Possible Special Abilities:

Inorganic digestive/respiratory system: Constructs without ordinary lungs, stomachs or other organs will not breathe and will be immune to poison and other ordinary toxins.

Recall and Calculation: Undamaged constructs with cybernetic brains will retain the kinds of information that can be easily preserved in digital format and will be able to perform calculations like a computer.

Mutilated Life: The severed extremities of many forms of artificial life can continue to attack even when separated from the main body. These parts have -1 Agility and -3 Toughness. To keep life interesting, the Host should interpret any attack that could have reasonably severed a limb as having severed a limb until the combat gets too confusing to keep track of.

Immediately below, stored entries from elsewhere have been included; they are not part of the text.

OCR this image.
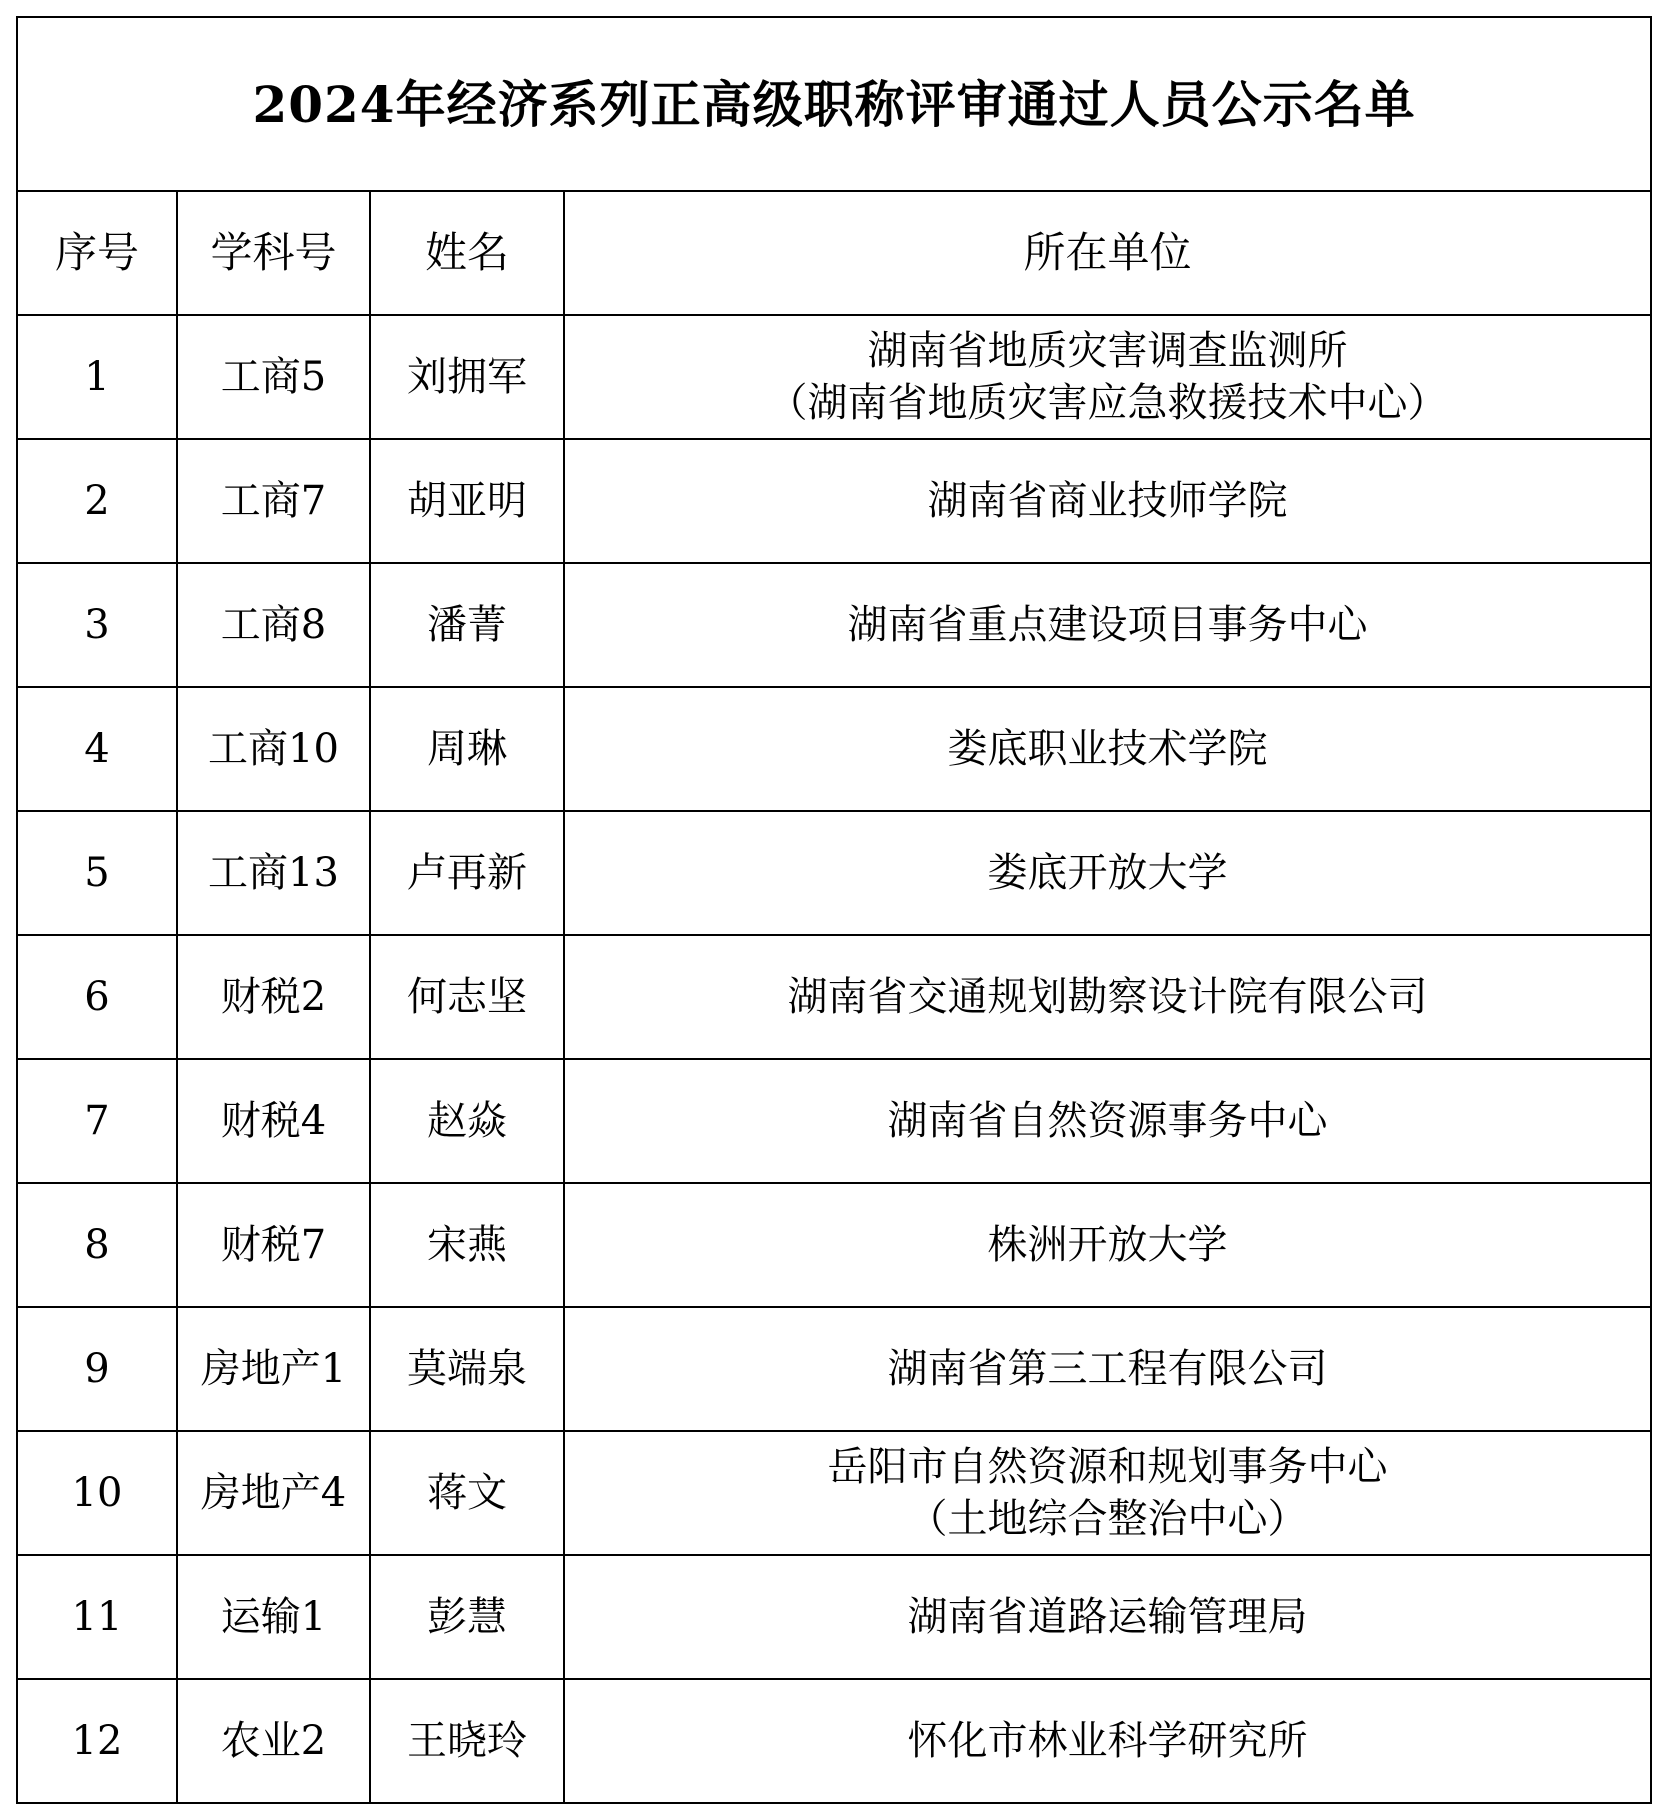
2024年经济系列正高级职称评审通过人员公示名单			
序号	学科号	姓名	所在单位
1	工商5	刘拥军	湖南省地质灾害调查监测所
（湖南省地质灾害应急救援技术中心）

2	工商7	胡亚明	湖南省商业技师学院

3	工商8	潘菁	湖南省重点建设项目事务中心

4	工商10	周琳	娄底职业技术学院

5	工商13	卢再新	娄底开放大学

6	财税2	何志坚	湖南省交通规划勘察设计院有限公司

7	财税4	赵焱	湖南省自然资源事务中心

8	财税7	宋燕	株洲开放大学

9	房地产1	莫端泉	湖南省第三工程有限公司

10	房地产4	蒋文	岳阳市自然资源和规划事务中心
（土地综合整治中心）

11	运输1	彭慧	湖南省道路运输管理局

12	农业2	王晓玲	怀化市林业科学研究所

Other abilities: Artificial Lifeforms can have a variety of other abilities as the Host sees fit. For example, electronic terrors might have an ability like the Frenzied Process spel, biological mutants might be able to Warp Flesh or cause Mutation with a touch (see Supernatural Abilities section later in the library for these).

Possible Weaknesses:

Interpretive Disfunction: If the construct has an artificial mind its Knowledge score will reflect a high degree of recall and calculating ability, but many constructs lack the basic social experience to understand what pieces of observed information mean. They might, for example, not understand the difference between a child dragging a child-shaped doll behind it along the ground and a parent dragging a child along the ground. This is often what makes the creature a horror rather than just an interesting anomaly.

Power source: Artificial beings may not necessarily eat or breathe but they do need to run on something—electricity, photovoltaic cells, chemosynthesis, photosynthesis, nutrient slurry, etc. The power source may be external, internal or (as in the case of rechargeable batteries) both.

Short-circuit: Electronic artificials will generally be built water-tight but will take standard damage each round that liquid reaches their internal systems.

Processing damage: Any time an artificial with an electronic brain goes into negative health, they must make a Calm check vs the Intensity to avoid also losing a point of Calm. “Mental” disorders picked up by these artificials will be strange and repetitive.


Player Character Artificial Life

Problem-type player characters may elect to start the game as an experimental construct. In this case they may elect to trade any number of points of Appeal (they are often socially awkward or physically distorted, though PC artificials will appear basically human at the start) for any number of points to spend on Agility, Toughness or Perception up to the maximums above.

In addition, Artificial PCs conversant in the skills that created them (whether these are biochemical, mechanical, etc) may attempt to improve themselves during Downtime. To do so, the character cannot throw for a Downtime activity. Note many Downtime tables won’t work for certain kinds of artificials anyway.

To improve Agility, Toughness, Perception or Appeal, roll a d100 on the following table. A PC artificial can gain abilities up to the maximums above this way.

1-Disaster! Something disturbing has occurred. Lose 1 point in the characteristic you were attempting to improve and a point of Calm permanently. (Minimum 0.)

2-69 No results yet—try again later.

70-93 You realize this isn’t going to work early on in your modifications, choose an ordinary Downtime activity you can perform and roll there instead.

94-95 You can’t leave this half-done but you’re missing something important—lose one point of Cash and gain one point in the characteristic you’re attempting to improve. If your Cash is already zero you can’t make this modification until you get more Cash and are at -1 to the stat you were attempting to improve. If you do get more Cash the improvement is automatic at the next Downtime.

96-98 Gain a point in the characteristic you’re attempting to improve and make a Cash check vs a 4 or else lose a point of Cash. If your Cash is already zero and you lose Cash you can’t make this modification until you get more Cash, but if you do, it’s automatic at the next Downtime.

99-00 Gain a point in the characteristic you’re attempting to improve.